Aetna Exiting Most Healthcare Exchanges After Losing $430M on ObamaCare Plans
Emily Jashinsky: Of course this was their end game. Let's transport ourselves back to 2010, a fun trip back to 2009, 2010, when the battle was raging and kicked off the tea party. We have to pass the bill to find out what's in it. 2016 Finding out what's in it and when president Obama doesn't need re-election last month he comes out supporting the public option and the three leading democrats in the country, Bernie Sanders, Hillary Clinton and Barack Obama supporting the public option. They take over the economy. If you like the DMV you will love the public option coming soon.
Chuck Rocha: I have ObamaCare, I have six employees and the more you spread the risk over a bigger pot of people the price should go down. I'm a Bernie Sanders fan and the more that we have people in the system, the cheaper it will be.
Jonas Max Ferris: It's uneconomic to provide health insurance to old people, people with previous conditions and poor people. If the government doesn't -- you can't force corporate America to do it. It's almost impossible to make that work and not have this happen to Aetna or whoever. The government should have provided that with Medicare and Medicaid and leave the private market to handle the profitable normal part of the business.
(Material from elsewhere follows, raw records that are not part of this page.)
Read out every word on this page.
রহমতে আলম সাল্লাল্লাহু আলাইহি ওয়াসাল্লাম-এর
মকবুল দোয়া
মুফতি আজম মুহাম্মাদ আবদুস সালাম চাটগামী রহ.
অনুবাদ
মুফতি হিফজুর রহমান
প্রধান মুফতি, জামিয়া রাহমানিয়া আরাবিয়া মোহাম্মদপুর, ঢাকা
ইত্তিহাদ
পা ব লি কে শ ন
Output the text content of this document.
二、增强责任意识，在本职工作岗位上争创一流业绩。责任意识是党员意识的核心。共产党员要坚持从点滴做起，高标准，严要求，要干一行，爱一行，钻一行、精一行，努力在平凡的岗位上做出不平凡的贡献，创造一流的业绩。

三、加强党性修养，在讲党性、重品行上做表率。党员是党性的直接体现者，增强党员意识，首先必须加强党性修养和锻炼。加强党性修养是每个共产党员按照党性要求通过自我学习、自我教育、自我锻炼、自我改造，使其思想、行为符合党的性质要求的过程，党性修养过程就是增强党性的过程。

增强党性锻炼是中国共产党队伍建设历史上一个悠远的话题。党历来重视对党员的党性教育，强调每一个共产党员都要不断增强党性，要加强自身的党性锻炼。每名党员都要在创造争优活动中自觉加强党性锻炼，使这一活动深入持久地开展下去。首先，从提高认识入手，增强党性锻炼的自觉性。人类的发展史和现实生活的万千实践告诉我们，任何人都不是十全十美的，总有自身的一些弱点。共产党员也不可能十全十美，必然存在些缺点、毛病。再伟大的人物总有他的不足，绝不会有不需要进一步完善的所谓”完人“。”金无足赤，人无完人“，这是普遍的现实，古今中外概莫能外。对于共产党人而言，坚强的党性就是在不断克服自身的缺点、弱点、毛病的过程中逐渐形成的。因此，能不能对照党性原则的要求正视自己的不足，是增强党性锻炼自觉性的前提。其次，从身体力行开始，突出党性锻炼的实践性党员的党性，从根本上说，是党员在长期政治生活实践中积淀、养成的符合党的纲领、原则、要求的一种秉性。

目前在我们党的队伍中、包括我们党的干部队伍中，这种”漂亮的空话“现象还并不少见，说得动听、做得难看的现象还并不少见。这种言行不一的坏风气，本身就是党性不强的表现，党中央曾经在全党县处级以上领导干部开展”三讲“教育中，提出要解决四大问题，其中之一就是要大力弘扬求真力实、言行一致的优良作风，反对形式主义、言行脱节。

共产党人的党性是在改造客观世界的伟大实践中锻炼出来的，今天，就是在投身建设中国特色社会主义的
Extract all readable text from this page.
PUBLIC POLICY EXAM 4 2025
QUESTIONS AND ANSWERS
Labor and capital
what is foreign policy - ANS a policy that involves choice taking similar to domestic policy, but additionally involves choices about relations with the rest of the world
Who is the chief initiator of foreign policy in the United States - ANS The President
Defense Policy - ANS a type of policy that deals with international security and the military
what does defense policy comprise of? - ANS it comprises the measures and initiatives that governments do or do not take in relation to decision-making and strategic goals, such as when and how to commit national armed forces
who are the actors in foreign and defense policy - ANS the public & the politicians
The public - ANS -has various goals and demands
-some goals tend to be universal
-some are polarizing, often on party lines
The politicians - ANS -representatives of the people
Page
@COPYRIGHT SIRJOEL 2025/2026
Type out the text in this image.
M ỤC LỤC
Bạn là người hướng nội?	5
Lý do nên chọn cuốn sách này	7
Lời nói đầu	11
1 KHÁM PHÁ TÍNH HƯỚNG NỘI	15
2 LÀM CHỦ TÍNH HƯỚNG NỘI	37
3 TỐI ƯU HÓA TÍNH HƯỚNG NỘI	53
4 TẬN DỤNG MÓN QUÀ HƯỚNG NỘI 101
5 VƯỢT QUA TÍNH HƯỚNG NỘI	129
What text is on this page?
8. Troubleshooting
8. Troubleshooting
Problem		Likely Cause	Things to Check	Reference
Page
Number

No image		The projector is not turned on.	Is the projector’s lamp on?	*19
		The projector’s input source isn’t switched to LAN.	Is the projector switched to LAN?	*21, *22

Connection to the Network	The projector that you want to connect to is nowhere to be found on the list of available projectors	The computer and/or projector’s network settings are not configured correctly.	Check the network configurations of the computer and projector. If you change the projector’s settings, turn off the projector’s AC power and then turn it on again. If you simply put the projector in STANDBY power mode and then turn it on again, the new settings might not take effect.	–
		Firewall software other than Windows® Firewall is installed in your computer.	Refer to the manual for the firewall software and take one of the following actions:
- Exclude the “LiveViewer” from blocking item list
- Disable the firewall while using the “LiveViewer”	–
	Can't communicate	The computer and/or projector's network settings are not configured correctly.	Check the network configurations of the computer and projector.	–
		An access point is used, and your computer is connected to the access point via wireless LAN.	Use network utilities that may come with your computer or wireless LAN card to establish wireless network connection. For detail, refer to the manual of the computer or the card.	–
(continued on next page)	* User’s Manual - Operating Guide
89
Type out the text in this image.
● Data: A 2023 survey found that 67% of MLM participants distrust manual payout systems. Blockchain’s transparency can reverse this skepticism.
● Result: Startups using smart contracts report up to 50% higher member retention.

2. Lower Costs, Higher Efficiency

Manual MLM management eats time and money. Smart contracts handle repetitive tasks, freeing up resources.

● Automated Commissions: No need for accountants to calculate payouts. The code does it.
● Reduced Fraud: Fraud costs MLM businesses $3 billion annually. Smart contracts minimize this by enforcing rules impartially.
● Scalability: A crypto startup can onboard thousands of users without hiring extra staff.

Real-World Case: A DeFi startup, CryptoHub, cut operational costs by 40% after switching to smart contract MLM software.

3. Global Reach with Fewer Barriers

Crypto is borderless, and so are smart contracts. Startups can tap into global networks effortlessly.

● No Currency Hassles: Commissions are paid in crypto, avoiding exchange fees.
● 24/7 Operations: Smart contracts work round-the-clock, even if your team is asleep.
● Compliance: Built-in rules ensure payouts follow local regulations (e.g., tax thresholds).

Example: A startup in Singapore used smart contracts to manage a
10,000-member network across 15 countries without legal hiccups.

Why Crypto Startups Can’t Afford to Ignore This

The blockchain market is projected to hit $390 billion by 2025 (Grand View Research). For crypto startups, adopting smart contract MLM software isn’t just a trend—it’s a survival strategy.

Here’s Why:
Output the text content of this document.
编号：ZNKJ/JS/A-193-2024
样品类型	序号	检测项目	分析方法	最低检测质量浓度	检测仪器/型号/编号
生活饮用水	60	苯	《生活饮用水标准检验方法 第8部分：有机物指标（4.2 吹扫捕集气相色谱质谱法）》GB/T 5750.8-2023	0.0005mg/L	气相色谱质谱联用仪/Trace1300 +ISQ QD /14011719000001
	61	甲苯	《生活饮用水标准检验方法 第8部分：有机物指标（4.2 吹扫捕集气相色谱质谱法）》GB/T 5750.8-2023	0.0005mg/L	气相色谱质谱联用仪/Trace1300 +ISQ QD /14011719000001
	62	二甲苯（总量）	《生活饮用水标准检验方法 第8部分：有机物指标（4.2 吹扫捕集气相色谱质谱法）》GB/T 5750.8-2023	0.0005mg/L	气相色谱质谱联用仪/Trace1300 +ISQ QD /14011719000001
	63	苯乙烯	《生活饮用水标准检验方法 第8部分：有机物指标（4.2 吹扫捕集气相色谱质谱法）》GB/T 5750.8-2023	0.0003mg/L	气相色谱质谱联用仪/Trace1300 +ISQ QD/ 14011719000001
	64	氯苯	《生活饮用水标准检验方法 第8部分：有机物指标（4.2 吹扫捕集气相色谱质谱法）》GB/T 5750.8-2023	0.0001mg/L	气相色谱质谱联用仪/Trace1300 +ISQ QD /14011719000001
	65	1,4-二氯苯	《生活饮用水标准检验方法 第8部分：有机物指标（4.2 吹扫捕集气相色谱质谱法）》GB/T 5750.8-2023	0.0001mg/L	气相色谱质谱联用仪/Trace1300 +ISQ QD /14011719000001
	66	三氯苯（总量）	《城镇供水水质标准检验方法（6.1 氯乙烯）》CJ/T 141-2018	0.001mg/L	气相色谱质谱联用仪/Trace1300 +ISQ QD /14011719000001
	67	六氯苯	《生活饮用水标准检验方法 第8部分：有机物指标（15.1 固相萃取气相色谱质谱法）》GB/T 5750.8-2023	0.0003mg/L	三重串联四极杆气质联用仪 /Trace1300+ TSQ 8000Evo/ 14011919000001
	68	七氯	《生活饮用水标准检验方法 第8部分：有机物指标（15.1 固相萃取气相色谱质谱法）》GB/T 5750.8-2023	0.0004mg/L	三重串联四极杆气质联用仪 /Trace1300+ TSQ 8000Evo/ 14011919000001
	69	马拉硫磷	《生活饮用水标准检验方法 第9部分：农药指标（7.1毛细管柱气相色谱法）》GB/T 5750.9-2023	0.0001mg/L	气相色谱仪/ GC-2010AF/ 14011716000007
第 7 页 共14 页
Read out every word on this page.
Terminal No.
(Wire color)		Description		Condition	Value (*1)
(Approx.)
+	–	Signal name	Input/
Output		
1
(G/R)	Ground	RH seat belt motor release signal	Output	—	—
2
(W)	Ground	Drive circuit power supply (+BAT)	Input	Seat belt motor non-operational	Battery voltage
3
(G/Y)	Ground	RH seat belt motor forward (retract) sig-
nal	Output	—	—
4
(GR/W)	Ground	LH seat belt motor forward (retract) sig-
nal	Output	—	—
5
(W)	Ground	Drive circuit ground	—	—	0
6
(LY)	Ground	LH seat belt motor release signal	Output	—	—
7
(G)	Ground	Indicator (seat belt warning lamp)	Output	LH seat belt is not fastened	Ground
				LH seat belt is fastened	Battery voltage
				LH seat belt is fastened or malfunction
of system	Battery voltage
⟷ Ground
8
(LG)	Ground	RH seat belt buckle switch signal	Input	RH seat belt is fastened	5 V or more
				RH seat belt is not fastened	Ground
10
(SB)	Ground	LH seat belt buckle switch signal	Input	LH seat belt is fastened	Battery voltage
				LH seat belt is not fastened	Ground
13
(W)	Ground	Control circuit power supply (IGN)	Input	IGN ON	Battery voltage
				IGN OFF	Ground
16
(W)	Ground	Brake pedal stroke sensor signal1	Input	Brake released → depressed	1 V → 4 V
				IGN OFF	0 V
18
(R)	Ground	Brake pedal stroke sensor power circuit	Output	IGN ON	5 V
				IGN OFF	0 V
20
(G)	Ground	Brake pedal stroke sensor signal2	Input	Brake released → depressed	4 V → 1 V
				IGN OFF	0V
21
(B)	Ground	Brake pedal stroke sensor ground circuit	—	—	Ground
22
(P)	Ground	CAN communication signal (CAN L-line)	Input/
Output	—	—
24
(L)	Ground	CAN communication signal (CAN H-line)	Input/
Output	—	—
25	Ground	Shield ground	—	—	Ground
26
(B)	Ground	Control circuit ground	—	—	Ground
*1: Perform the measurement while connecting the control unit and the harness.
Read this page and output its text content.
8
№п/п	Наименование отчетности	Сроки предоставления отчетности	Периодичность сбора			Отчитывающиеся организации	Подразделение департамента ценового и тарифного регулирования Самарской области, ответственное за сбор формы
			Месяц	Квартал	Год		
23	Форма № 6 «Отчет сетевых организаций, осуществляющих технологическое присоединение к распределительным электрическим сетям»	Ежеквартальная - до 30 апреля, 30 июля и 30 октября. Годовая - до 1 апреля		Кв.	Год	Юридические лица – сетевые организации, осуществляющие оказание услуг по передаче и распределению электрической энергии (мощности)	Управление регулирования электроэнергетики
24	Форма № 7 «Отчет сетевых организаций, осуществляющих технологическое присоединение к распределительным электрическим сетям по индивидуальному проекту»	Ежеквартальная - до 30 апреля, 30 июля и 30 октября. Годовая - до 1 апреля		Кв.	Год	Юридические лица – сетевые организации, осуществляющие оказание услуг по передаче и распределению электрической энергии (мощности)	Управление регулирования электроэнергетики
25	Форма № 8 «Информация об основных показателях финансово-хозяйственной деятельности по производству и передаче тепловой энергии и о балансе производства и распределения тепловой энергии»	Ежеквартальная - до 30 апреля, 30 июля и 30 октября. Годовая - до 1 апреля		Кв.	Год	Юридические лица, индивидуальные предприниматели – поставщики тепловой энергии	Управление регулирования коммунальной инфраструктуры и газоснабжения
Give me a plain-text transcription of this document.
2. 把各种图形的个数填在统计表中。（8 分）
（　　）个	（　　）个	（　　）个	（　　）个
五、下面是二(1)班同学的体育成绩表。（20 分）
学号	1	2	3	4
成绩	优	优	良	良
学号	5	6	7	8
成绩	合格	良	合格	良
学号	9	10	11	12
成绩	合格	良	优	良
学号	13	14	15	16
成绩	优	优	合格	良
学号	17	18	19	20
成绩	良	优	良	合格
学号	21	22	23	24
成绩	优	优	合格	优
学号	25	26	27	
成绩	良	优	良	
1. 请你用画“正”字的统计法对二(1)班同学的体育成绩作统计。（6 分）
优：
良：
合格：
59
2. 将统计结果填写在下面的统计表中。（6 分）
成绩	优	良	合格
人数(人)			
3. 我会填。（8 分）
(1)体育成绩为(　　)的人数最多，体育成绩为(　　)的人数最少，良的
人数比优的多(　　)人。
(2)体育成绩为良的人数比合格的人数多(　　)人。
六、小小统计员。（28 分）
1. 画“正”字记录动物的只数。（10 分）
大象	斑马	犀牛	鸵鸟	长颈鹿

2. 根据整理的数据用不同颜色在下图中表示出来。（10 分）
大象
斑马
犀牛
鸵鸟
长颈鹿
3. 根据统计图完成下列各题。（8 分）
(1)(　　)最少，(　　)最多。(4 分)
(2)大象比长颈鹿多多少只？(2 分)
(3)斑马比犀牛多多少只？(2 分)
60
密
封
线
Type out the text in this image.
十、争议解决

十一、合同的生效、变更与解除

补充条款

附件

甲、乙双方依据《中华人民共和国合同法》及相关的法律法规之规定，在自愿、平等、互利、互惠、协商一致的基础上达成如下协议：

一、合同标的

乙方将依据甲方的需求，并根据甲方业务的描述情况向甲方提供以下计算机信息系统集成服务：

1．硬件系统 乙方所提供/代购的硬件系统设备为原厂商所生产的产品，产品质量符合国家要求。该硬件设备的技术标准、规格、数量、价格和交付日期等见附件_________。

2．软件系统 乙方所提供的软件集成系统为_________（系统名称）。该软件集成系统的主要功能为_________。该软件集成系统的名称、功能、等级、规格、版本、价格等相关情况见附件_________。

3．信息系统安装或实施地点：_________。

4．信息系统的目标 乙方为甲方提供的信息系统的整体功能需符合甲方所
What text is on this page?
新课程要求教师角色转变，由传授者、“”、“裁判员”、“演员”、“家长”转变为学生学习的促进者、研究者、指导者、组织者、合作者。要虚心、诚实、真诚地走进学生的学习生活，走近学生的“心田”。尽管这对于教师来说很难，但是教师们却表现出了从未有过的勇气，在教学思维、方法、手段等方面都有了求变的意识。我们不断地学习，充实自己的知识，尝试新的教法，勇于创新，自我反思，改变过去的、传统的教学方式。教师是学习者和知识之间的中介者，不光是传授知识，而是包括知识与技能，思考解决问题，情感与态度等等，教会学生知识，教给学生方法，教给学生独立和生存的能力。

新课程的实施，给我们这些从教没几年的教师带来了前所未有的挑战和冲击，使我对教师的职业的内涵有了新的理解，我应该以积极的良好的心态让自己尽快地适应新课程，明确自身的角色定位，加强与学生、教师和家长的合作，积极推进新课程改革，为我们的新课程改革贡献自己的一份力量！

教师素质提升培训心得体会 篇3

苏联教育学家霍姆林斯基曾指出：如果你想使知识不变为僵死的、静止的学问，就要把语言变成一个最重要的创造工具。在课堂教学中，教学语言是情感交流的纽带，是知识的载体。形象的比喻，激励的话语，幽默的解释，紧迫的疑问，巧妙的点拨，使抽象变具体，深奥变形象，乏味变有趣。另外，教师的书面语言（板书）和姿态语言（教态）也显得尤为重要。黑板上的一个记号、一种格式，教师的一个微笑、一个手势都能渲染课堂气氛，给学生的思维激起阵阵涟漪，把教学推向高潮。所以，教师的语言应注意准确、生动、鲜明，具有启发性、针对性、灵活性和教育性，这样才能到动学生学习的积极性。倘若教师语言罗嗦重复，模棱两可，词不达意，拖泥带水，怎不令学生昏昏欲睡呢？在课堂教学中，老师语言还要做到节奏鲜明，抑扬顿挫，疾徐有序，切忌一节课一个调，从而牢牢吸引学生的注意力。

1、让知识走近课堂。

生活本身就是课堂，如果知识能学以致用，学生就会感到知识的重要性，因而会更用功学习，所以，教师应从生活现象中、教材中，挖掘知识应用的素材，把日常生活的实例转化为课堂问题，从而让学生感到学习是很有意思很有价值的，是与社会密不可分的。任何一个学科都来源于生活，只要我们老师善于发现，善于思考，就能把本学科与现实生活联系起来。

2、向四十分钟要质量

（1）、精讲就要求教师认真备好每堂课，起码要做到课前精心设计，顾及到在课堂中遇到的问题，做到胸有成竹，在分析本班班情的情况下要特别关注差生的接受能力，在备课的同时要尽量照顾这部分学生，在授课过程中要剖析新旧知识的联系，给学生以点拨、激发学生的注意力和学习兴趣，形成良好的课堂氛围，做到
John Layfield: I think they wanted this but I don't think this was their plan all along. I think they had basically insurance reform and put more people on insurance rolls but no health care reform, no transparency or tort reform. This is a problem that needs to be fixed.
Gary B. Smith: Well, to Chuck's point ask one person paying health care premiums if they're happy with ObamaCare. Everyone everyone's is sky rocketing. I would be all for government run health care if we could find government run anything that people are happy with. What the VA hospital? Amtrak? Medicare? Medicaid? Going broke, bankrupting states. Yeah, government run stuff is perfect for other countries, not for us.